Since December 2019 I have had g.fast with TalkTalk, it only dawned on me a few weeks ago that I have never reached the guaranteed 290mb downstream. The most I have reached is 240mb, and whilst I am lucky to have that I am paying for more and feel entitled to it.
A few things to check.
1. When you say you are getting 240Mbps, is that the sync speed, or the achieved data transfer speed to some remote site?
If you have your own G.fast modem, what sync speed does it say you have? Does the
dslchecker show "Observed Speeds", like it does for VDSL?
The sync speed is the raw bit rate between you and the G.fast modem in the cabinet. A throughput speedtest is only measuring the payload of packets, and doesn't count the TCP/IP headers. This alone limits payload speed to about 96% of sync speed.
2. If it's a throughput test, the bottleneck could easily be your PC or whatever it is you're testing from. First thing of course to check is that you are testing over a gigabit wired ethernet connection, not wifi. But I've seen many Windows machines which struggle to handle 200Mbps, due to poor quality of network drivers etc. Swapping to a different NIC can make a big difference - Intel's own-brand PCI NICs work very well.

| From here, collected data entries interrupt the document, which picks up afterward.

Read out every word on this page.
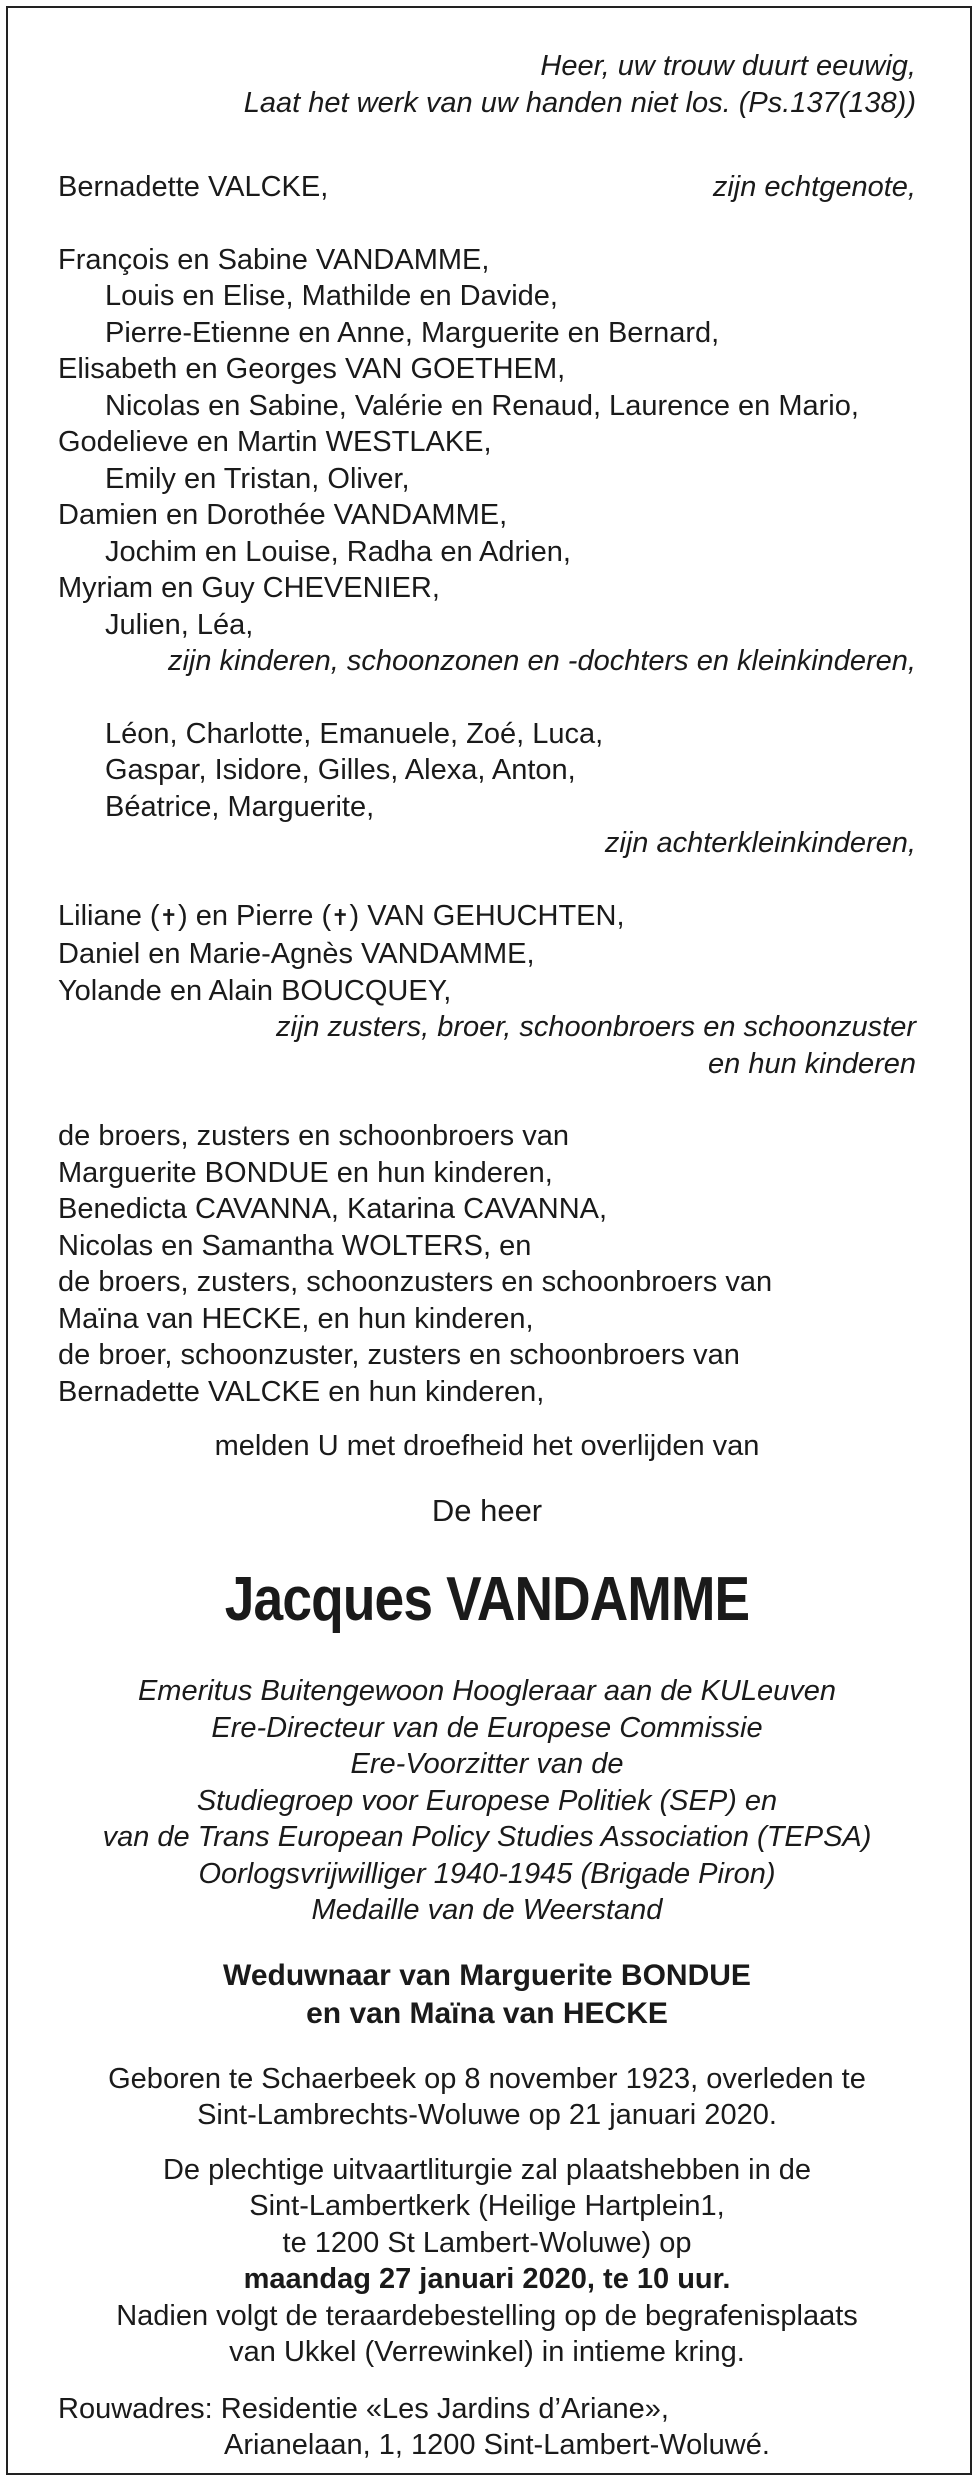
Heer, uw trouw duurt eeuwig,
Laat het werk van uw handen niet los. (Ps.137(138))
Bernadette VALCKE,	zijn echtgenote,
François en Sabine VANDAMME,
Louis en Elise, Mathilde en Davide,
Pierre-Etienne en Anne, Marguerite en Bernard,
Elisabeth en Georges VAN GOETHEM,
Nicolas en Sabine, Valérie en Renaud, Laurence en Mario,
Godelieve en Martin WESTLAKE,
Emily en Tristan, Oliver,
Damien en Dorothée VANDAMME,
Jochim en Louise, Radha en Adrien,
Myriam en Guy CHEVENIER,
Julien, Léa,
zijn kinderen, schoonzonen en -dochters en kleinkinderen,
Léon, Charlotte, Emanuele, Zoé, Luca,
Gaspar, Isidore, Gilles, Alexa, Anton,
Béatrice, Marguerite,
zijn achterkleinkinderen,
Liliane (✝) en Pierre (✝) VAN GEHUCHTEN,
Daniel en Marie-Agnès VANDAMME,
Yolande en Alain BOUCQUEY,
zijn zusters, broer, schoonbroers en schoonzuster
en hun kinderen
de broers, zusters en schoonbroers van
Marguerite BONDUE en hun kinderen,
Benedicta CAVANNA, Katarina CAVANNA,
Nicolas en Samantha WOLTERS, en
de broers, zusters, schoonzusters en schoonbroers van
Maïna van HECKE, en hun kinderen,
de broer, schoonzuster, zusters en schoonbroers van
Bernadette VALCKE en hun kinderen,
melden U met droefheid het overlijden van
De heer
Jacques VANDAMME
Emeritus Buitengewoon Hoogleraar aan de KULeuven
Ere-Directeur van de Europese Commissie
Ere-Voorzitter van de
Studiegroep voor Europese Politiek (SEP) en
van de Trans European Policy Studies Association (TEPSA)
Oorlogsvrijwilliger 1940-1945 (Brigade Piron)
Medaille van de Weerstand
Weduwnaar van Marguerite BONDUE
en van Maïna van HECKE
Geboren te Schaerbeek op 8 november 1923, overleden te
Sint-Lambrechts-Woluwe op 21 januari 2020.
De plechtige uitvaartliturgie zal plaatshebben in de
Sint-Lambertkerk (Heilige Hartplein1,
te 1200 St Lambert-Woluwe) op
maandag 27 januari 2020, te 10 uur.
Nadien volgt de teraardebestelling op de begrafenisplaats
van Ukkel (Verrewinkel) in intieme kring.
Rouwadres: Residentie «Les Jardins d’Ariane»,
Arianelaan, 1, 1200 Sint-Lambert-Woluwé.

I have also found some machines where they can fill a gig if you boot them into Linux instead of Windows - apparently Linux has better drivers for some NICs. Try booting from a Linux "live CD".

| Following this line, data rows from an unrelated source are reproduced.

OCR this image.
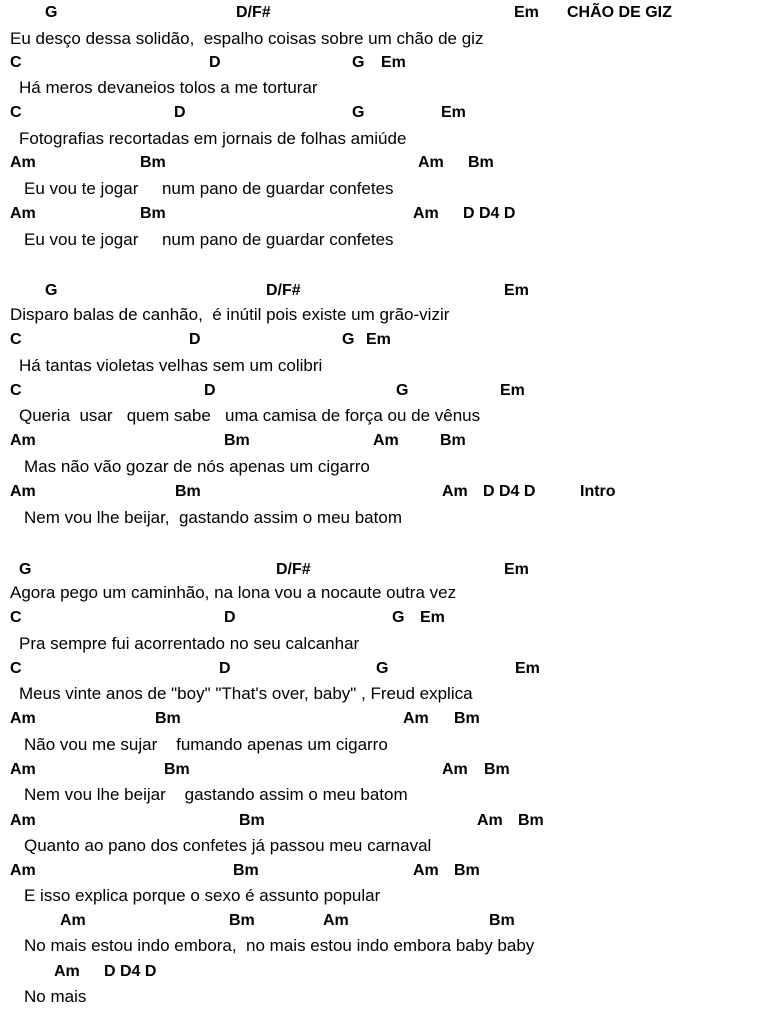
CHÃO DE GIZ
G	D/F#	Em
Eu desço dessa solidão,  espalho coisas sobre um chão de giz
C	D	G Em
Há meros devaneios tolos a me torturar
C	D	G	Em
Fotografias recortadas em jornais de folhas amiúde
Am	Bm	Am Bm
Eu vou te jogar     num pano de guardar confetes
Am	Bm	Am D D4 D
Eu vou te jogar     num pano de guardar confetes
G	D/F#	Em
Disparo balas de canhão,  é inútil pois existe um grão-vizir
C	D	G Em
Há tantas violetas velhas sem um colibri
C	D	G	Em
Queria  usar   quem sabe   uma camisa de força ou de vênus
Am	Bm	Am	Bm
Mas não vão gozar de nós apenas um cigarro
Am	Bm	Am D D4 D	Intro
Nem vou lhe beijar,  gastando assim o meu batom
G	D/F#	Em
Agora pego um caminhão, na lona vou a nocaute outra vez
C	D	G Em
Pra sempre fui acorrentado no seu calcanhar
C	D	G	Em
Meus vinte anos de "boy" "That's over, baby" , Freud explica
Am	Bm	Am Bm
Não vou me sujar    fumando apenas um cigarro
Am	Bm	Am Bm
Nem vou lhe beijar    gastando assim o meu batom
Am	Bm	Am Bm
Quanto ao pano dos confetes já passou meu carnaval
Am	Bm	Am Bm
E isso explica porque o sexo é assunto popular
Am	Bm	Am	Bm
No mais estou indo embora,  no mais estou indo embora baby baby
Am D D4 D
No mais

Problems are not limited to Windows. Speedtest.net is very flash-heavy, and my 2015 Macbook Pro laptop struggles to reach 250M; I can see the CPU load flatlining at 100% in "Activity Monitor" during the test. But running iperf3 from the command line I can easily fill the available bandwidth (or a gigabit to another local device).
3. It could also be a limitation of the provided router, although if you're using a Talktalk-provided one you'd think they'd give you one that's up to the job. If it provides a way to monitor its CPU utilisation, and it sits at 100% during the test, that would give you a clue.
I have a Mikrotik HeX PoE, and it's relatively under-powered (800MHz single CPU). If you tune it to use its "fasttrack" mode, it can do about 900Mbps of IPv4 - or equivalently, I see ~35% CPU load during a 300Mbps speedtest. Unfortunately there's no fasttrack for IPv6 yet, and with v6 it only handles 250-300Mbps.